Sekilas ketika kita melihat foto ini tidak ada sesuatu yang istimewa. Keindahan hamparan persawahan Dusun Ngropoh di sepanjang DAS Wirokoyang menghijau disinari warna keemasan mentari pagi. Kabut putih tipis menggelantung di atasnya seakan tidak rela jika keindahan persawahan tersebut dicuri oleh burung-burung yang berterbangan di atasnya. Mbah Sardi dengan bertelanjang kaki bersiap-siap dipinggiran sawah, dengan cekatan tangannya yang mulai berkeriput membersihkan rumput-rumput liar yang tumbuh di sekitar tanaman padi.
Siapa sangka dibalik keindahan foto ini menyimpan sejuta cerita. Cerita pilu sudah dirasakan petani di sepanjang DAS Wiroko pada MT I. Bencana banjir bandang pada bulan November 2017 dan disusul banjir-banjir berikutnya telah memporak-porandakan area pertanian mereka. Benih yang mereka semaikan, pupuk yang mereka tebar, pematang-pematang yang mereka kerjakan berhari-hari lenyap dalam sekejap diterjang ganasnya aliran Sungai Wiroko.

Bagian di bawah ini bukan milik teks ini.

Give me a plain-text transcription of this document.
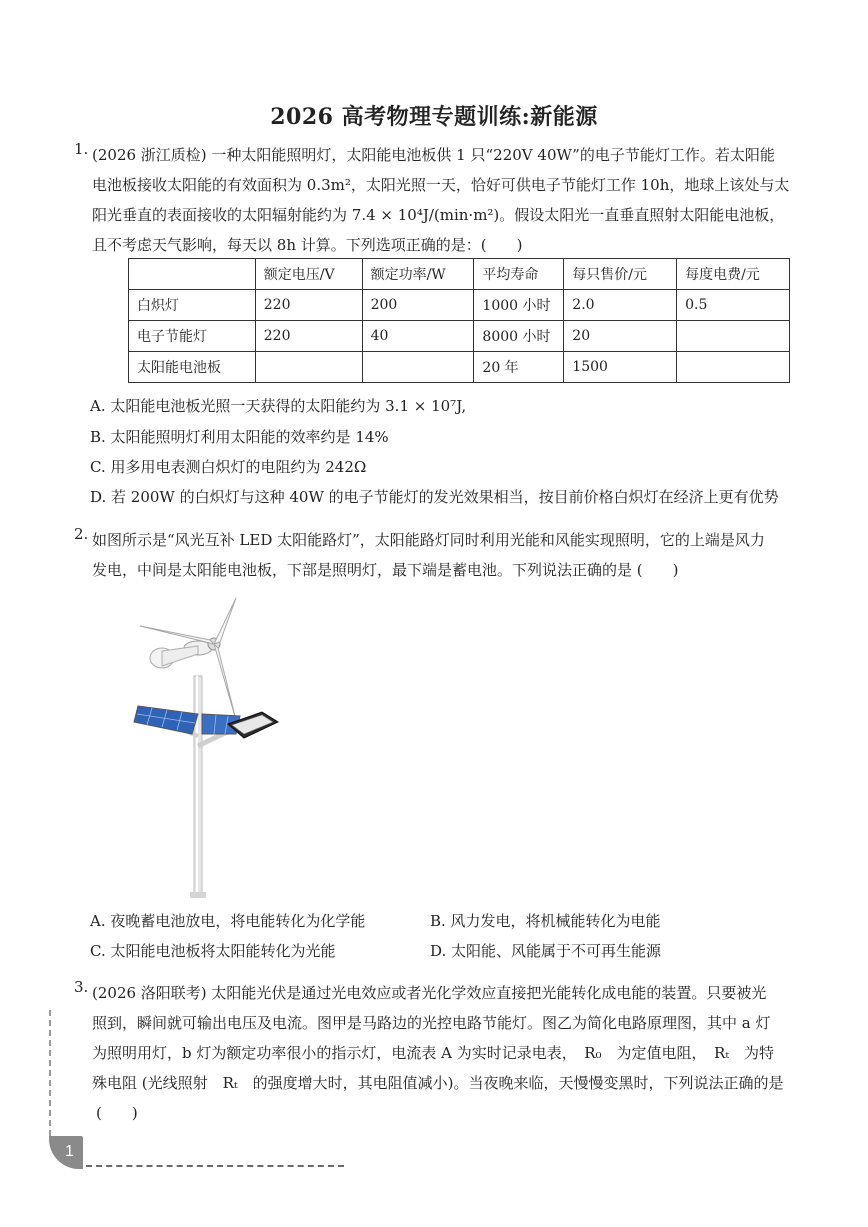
2026 高考物理专题训练:新能源
1. (2026 浙江质检) 一种太阳能照明灯，太阳能电池板供 1 只“220V 40W”的电子节能灯工作。若太阳能
电池板接收太阳能的有效面积为 0.3m²，太阳光照一天，恰好可供电子节能灯工作 10h，地球上该处与太
阳光垂直的表面接收的太阳辐射能约为 7.4 × 10⁴J/(min·m²)。假设太阳光一直垂直照射太阳能电池板，
且不考虑天气影响，每天以 8h 计算。下列选项正确的是：(　　)
	额定电压/V	额定功率/W	平均寿命	每只售价/元	每度电费/元
白炽灯	220	200	1000 小时	2.0	0.5
电子节能灯	220	40	8000 小时	20	
太阳能电池板			20 年	1500	
A. 太阳能电池板光照一天获得的太阳能约为 3.1 × 10⁷J,
B. 太阳能照明灯利用太阳能的效率约是 14%
C. 用多用电表测白炽灯的电阻约为 242Ω
D. 若 200W 的白炽灯与这种 40W 的电子节能灯的发光效果相当，按目前价格白炽灯在经济上更有优势
2. 如图所示是“风光互补 LED 太阳能路灯”，太阳能路灯同时利用光能和风能实现照明，它的上端是风力
发电，中间是太阳能电池板，下部是照明灯，最下端是蓄电池。下列说法正确的是 (　　)
A. 夜晚蓄电池放电，将电能转化为化学能	B. 风力发电，将机械能转化为电能
C. 太阳能电池板将太阳能转化为光能	D. 太阳能、风能属于不可再生能源
3. (2026 洛阳联考) 太阳能光伏是通过光电效应或者光化学效应直接把光能转化成电能的装置。只要被光
照到，瞬间就可输出电压及电流。图甲是马路边的光控电路节能灯。图乙为简化电路原理图，其中 a 灯
为照明用灯，b 灯为额定功率很小的指示灯，电流表 A 为实时记录电表，　R₀　为定值电阻，　Rₜ　为特
殊电阻 (光线照射　Rₜ　的强度增大时，其电阻值减小)。当夜晚来临，天慢慢变黑时，下列说法正确的是
(　　)
1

Setidaknya sudah terjadi 5 kali banjir pada MT 1 tahun 2018, puluhan warga Desa Kulurejo yang menggantungkan harapan untuk menuai padi dari persawahan di sekitar DAS Wiroko hanya bisa “Nerimo Ing Pandum”. Seberapa pun sisa yang tertinggal pasca banjir itulah rejeki yang bisa dibawa pulang setidaknya bisa menutupi kisah sedih mereka.
Maret 2018 area pertanian di sepanjang DAS Wiroko khusunya di Dusun Ngropoh dan Weru memasuki MT II. Prinsip kuat para petani tidak ada kata “kapok” kejadian pada MT I seakan sudah tidak dirasakan lagi. Mereka berbenah, mengulang dan memulai dari awal lagi. Harapan besar tentunya bisa menuai hasil panen yang melimpah. Sampai hari ini 30 April 2018 usia tanam mereka rata-rata sudah memasuki usia 40 hari. Jika dilihat dari fisik tanamannya pada MT II ini memberikan harapan yang besar kepada petani untuk membawa pulang hasil yang melimpah.
Harapan hanya itu kata-kata yang bisa diucapkan petani Kulurejo di sepanjang DAS Wiroko. Harapan agar tidak terulang kejadian yang sama seperti pada MT I “banjir”. Hanya “Nerimo Ing Pandum” apalah arti tangan-tangan kecil petani Kulurejo di sepanjang DAS Wiroko melawan takdir ini. Menurut penulis ini bukan takdir pendangkalan dan penyempitan DAS Wiroko adalah salah satu penyebabnya. Bisa dilihat tidak butuh waktu lama dan intensitas hujan yang lebat untuk meluapkan air dari DAS Wiroko.
Bapak Aris hartato, SE selaku pemangku jabatan tertinggi di Desa Kulurejo tidak berpangku tangan. Koordinasi dan konsolidasi dengan pihak-pihak terkait selalu diupayakan. Menurut beliau perlu upaya normalisasi DAS Wiroko khhusunya untuk aliran yangmelintasi wilayah Desa Kulurejo jika tidak ingin terulang keadian yang sama setiap tahun. Memang tidak mudah untuk mewujudkannya, regulasi, anggaran dan tata procedural menjadi kendala untuk upaya ini. Semoga ini bisa terwujud sehingga bisa mematahkan mitos petani “Nerimo Ing Pandum”.